Switzerland also recently considered the introduction of a tonnage tax, which is explicitly exempt from minimum taxation. However, the proposal failed due to political viability.
Liechtenstein Tax Act (SteG)
Art. 56 SteG contains a legal basis according to which, upon application, the determination of taxable net income, insofar as it is attributable to the operation of merchant ships, can be deviated from the general provisions of taxable net income, for example by means of a flat rate based on the gross registered tons of the ships operated (so-called tonnage tax) (BuA 2010/48). Contrary to what the term “tonnage tax” suggests, this is not a separate tax, but merely a special type of profit determination, comparable to the special provisions for determining agricultural income (Art. 16 para. 1 let. a SteG, Art. 10, Annex 1a SteV).
In addition, Art. 56 SteG contains an authorization to issue ordinances according to which the government can regulate the details of this taxation at any time.
Liechtenstein double taxation treaties
The Liechtenstein double taxation agreements (DTAs) also contain separate regulations for shipping and aviation in accordance with OECD requirements. Art. 8 of the DTAs conclusively regulates income from shipping and aviation.
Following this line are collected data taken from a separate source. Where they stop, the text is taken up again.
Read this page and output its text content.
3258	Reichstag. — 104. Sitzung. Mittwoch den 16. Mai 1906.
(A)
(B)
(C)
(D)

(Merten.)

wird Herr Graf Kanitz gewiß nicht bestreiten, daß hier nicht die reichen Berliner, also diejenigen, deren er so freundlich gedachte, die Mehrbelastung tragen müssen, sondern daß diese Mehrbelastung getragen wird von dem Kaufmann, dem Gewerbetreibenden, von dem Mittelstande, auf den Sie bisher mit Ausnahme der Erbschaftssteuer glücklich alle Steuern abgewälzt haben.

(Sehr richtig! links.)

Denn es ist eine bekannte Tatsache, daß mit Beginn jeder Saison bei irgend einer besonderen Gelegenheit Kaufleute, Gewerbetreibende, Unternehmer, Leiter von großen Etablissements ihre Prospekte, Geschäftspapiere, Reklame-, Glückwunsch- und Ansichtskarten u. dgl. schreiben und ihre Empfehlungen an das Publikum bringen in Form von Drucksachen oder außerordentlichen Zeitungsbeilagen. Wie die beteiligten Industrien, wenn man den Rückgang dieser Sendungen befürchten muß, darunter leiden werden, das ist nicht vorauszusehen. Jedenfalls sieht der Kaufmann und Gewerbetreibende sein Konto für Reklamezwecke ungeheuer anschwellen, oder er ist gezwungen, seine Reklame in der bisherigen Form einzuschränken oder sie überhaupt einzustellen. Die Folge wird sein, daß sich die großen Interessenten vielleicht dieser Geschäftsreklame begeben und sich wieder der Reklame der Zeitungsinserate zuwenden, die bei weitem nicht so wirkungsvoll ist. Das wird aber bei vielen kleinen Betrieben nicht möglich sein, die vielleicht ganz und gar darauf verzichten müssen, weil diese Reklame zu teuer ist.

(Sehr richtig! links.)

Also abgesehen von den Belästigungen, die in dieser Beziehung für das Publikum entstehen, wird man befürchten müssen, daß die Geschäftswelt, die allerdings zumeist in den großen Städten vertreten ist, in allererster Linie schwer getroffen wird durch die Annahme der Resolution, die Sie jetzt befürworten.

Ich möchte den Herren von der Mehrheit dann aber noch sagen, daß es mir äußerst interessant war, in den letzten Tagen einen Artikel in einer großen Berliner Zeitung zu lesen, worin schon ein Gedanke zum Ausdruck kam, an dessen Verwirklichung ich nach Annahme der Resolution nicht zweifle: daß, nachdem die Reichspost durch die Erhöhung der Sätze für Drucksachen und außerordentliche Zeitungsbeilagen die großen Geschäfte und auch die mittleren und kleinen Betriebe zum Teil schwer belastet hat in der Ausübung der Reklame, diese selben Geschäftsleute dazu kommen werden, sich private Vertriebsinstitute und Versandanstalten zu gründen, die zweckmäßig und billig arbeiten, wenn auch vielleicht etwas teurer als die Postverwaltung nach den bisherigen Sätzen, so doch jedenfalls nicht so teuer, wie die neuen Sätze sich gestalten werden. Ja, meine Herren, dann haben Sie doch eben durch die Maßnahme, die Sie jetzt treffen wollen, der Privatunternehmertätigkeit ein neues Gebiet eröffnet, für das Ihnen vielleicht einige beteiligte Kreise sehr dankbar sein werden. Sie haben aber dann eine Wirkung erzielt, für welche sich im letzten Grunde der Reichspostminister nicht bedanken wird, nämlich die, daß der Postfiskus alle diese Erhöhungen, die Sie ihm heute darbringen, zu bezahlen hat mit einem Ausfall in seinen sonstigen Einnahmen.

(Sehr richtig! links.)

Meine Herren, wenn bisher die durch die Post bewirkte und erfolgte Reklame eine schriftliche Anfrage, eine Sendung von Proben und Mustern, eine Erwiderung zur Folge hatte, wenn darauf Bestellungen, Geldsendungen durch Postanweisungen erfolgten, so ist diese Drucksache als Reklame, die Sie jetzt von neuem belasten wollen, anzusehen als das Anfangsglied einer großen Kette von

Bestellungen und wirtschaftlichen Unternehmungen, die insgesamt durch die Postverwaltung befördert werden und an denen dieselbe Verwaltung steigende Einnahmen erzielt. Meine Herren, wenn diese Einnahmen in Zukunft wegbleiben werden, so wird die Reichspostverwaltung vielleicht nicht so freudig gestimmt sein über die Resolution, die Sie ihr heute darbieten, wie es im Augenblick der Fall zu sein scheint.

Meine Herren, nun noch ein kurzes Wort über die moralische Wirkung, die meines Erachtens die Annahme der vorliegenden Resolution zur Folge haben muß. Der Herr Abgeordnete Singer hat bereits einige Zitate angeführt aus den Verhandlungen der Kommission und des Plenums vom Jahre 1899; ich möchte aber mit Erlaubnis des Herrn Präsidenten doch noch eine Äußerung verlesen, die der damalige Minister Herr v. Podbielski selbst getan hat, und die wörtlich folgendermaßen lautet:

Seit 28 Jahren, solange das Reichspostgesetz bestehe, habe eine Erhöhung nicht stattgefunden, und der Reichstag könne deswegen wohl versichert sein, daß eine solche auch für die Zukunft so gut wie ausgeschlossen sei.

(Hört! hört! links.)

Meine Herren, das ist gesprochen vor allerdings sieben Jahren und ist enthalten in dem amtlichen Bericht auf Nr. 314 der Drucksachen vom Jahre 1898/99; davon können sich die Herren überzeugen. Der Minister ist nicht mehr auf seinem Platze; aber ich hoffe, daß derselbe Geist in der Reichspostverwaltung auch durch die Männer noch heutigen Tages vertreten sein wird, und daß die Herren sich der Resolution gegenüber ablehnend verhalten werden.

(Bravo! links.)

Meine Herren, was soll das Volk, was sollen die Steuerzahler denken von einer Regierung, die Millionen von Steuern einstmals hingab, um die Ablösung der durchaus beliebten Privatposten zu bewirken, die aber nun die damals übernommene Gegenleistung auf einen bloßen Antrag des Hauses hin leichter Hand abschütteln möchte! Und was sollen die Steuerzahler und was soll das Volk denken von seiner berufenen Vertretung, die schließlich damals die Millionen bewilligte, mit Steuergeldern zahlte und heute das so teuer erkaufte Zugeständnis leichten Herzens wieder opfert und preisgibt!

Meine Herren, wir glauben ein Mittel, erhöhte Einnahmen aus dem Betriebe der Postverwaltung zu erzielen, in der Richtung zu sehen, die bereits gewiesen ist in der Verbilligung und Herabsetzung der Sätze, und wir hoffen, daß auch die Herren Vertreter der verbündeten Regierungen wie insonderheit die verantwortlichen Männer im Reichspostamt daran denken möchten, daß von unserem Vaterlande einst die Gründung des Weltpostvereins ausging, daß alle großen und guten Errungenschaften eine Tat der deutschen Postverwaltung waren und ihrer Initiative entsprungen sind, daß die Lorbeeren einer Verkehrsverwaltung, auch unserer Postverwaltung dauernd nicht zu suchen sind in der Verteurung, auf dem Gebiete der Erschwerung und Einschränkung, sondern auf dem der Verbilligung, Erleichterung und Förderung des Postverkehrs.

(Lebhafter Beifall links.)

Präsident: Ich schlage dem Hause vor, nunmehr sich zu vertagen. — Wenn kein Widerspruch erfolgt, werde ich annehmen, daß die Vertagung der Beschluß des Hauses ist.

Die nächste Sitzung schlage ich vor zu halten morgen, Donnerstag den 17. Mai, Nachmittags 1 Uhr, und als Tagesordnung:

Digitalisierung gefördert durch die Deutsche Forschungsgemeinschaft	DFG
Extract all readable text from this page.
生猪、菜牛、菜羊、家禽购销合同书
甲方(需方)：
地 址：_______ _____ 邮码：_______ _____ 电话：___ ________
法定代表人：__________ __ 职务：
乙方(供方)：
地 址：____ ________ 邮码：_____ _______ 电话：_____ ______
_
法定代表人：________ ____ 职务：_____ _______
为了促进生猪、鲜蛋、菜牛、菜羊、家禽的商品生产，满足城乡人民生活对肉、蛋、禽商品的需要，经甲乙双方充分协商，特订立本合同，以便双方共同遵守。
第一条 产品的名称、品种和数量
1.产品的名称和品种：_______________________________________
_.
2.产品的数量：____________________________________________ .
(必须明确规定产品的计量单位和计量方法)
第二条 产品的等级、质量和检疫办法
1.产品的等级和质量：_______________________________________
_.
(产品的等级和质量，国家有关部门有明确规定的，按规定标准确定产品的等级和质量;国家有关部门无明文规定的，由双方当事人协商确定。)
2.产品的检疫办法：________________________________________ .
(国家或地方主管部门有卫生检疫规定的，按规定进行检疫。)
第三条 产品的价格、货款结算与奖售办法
The right to tax the operation of maritime vessels in international traffic is assigned exclusively to the contracting state in which the place of effective management of the company is located. This also regularly applies to income generated from the leasing of empty ships, sea containers and from participations in a pool, a joint venture or an international operating center.
Global Minimum Tax (GloBE)
Multinational groups of companies with international shipping income are not excluded from the scope of the Global Minimum Tax. However, each constituent entity's international shipping income and recognized ancillary income will be excluded from the calculation of its GloBE profit or loss for the tax jurisdiction in which that entity is located.
As a result, income from international shipping is not subject to an effective tax of 15%. Rather, the respective national taxation level remains, regardless of whether the income is subject to general ordinary taxation or a separate taxation regime (such as a tonnage tax).
Global competition
Internationally active shipping companies in the maritime industry are naturally very mobile in their choice of headquarters. Their taxation is essentially linked to the place of actual management. As a rule, direct access to the sea is also not required to manage the company.
In the European Union (EU), 21 out of 27 member states currently have a tonnage tax. However, the concept of tonnage taxation is also widespread and established beyond the borders of the EU. China, India, Japan, Norway, the USA and the United Kingdom, for example, also have separate taxation regulations, the core of which is a flat-rate profit calculation based on the size of the ship (tonnage).
The flat-rate calculation of profits means that taxes must also be paid in loss-making years. In profit years, however, the tax burden is generally well below the general national tax level.
Summary
Liechtenstein is also attractive for companies in the domestic shipping sector. Liechtenstein is ideally placed to gain market share in this global economic sector, which has received comparatively little attention to date, and to capitalize on its high level of international competitiveness.